ECONOMICS

COST ACCOUNTING

COST BEHAVIORS

Question [CLICK ON ANY CHOICE TO KNOW THE RIGHT ANSWER]
When comparing traditional income statement to a CVP income statement:
A
net income will always be greater on traditional income statement
B
net income will always be less on traditional statement
C
net income will always be identical on both
D
net income will be greater or less depending on sales volume
Explanation: 

Detailed explanation-1: -When comparing a traditional income statement to a CVP income statement: net income will always be identical on both. Contribution margin: A) is revenue remaining after deducting variable costs.

Detailed explanation-2: -While a traditional income statement works by separating product costs (those incurred in the process of manufacturing a product) from period costs (those incurred in the process of selling products, as opposed to making them), the contribution margin income statement separates variable costs from fixed costs.

Detailed explanation-3: -The CVP income statement is prepared for both internal and external use.

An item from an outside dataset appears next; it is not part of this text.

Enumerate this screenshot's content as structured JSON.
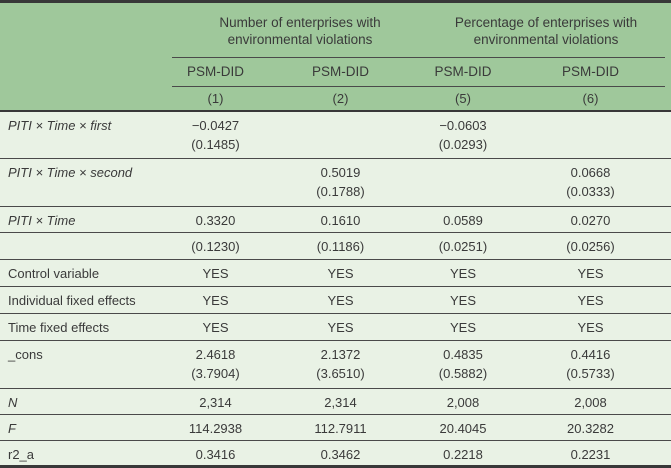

The CVP income statement shows contribution margin instead of gross profit. In a traditional income statement, costs and expenses are classified as either variable or fixed.

Detailed explanation-4: -With a traditional income statement, a company’s net income is calculated using both production costs and the amount of units sold by the company. A company’s net income line is therefore affected by the amount of accounts it has of specific products during the period covered by a financial report.